What’s nice about investing especially, though, is that it has a very similar utility curve for all players. People have slightly different goals in terms of finance and investing, but generally speaking, people are measuring utility in terms of financial return. There’s some differences between time preferences and risk tolerance, but generally speaking, we can sort the winning strategies from the losing ones over time. There’s a fairly clear and objective standard for what worked and what didn’t, which could make it a very helpful field for the aspiring rationalist to study and learn from.

I originally wrote this post, “Convincing Arguments Aren’t Necessarily Correct – They’re Merely Convincing” for my blog, so the tone is more colloquial than you’d normally see on LessWrong, and the audience is slightly different. A friend of mine suggested I post it up here too as it might be interesting to the LW crowd, so here we go -


“Convincing Arguments Aren’t Necessarily Correct – They’re Merely Convincing”

Things have been going well lately, and I now have a surplus of cash for the first time in a while. Err, rather, I have both a surplus of cash and some high consistency predictable future income. That’s nice! I envy all you salaried people when I think about predictable future income. Having a decent chunk of cash, but no predictable future income means you don’t really have a surplus of cash.

Anyways, I was thinking of what to invest a small bit of money in, and reading some papers and analyses and such. I’m reading a mix of finance, investment, politics, diplomacy, and history lately, which makes for a nice mix. It also has me interested in the topic.

Today, I read a really fantastically convincing argument, enough so that I was immediately ready to go buy a small amount of what the author was advocating.

Then I stopped myself! Wait, the author isn’t necessarily correct – he’s merely convincing.

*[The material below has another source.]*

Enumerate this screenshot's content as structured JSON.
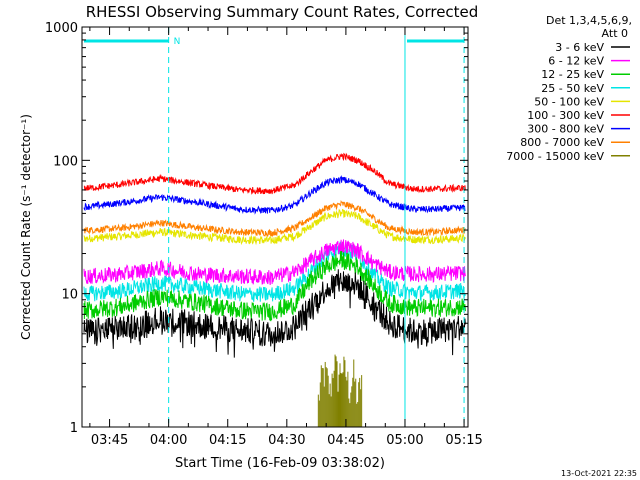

I went back through the piece I was reading, which was quite a long piece. I started counting the number of premises the author had, and it went something like this:

Premise A
Premise B
Premise C
Premise D
Premise E
Premise F
If A, B, C, D, E, F, then G.
Premise H
Premise I
Premise J
Premise K
If G, H, I, J, K, then L.
Therefore, invest in L.

It was super convincing. But then it dawns on me, convincing doesn’t mean correct. For instance, though the author doesn’t explicitly state it, two of his premises are that the United States and Chinese economies, political leaderships, objectives, and currencies are going to be doing roughly similar things over the next 20 years to how they’re doing now, maybe with a little bit of change but nothing drastic.

Perhaps that’s not true! I don’t know much about the current governmental leadership of China, who the next projected/​potential leadership is, and their thoughts and objectives. Also, American economic, political, and monetary policy can change fast, and would it really surprise anyone if 2012 or 2016 brought in someone with significantly different monetary views than recently?

So, two of the author’s biggest unstated premises are that China and America will behave roughly how we expect China and America to behave over the next 20 years. And if he’s wrong, the entire analysis might fall apart.

It was a super convincing argument, but there’s a problem with any argument that has a lot of premises chained together – if even one premise is wrong, then the whole conclusion might be faulty.

Convincing doesn’t mean correct – it just means convincing. Stay skeptical. Keep researching.


The tone is more colloquial than it would be if I wrote strictly for LW, but I think this distinction is an important one that most people don’t pay attention to—convincing arguments aren’t necessarily correct. If you’re looking into an argument that has real world consequences, you need to thoroughly examine all the premises of the argument to make sure you’re working with reality. And even a single flaw in a premise can result in you totally blowing your utility up.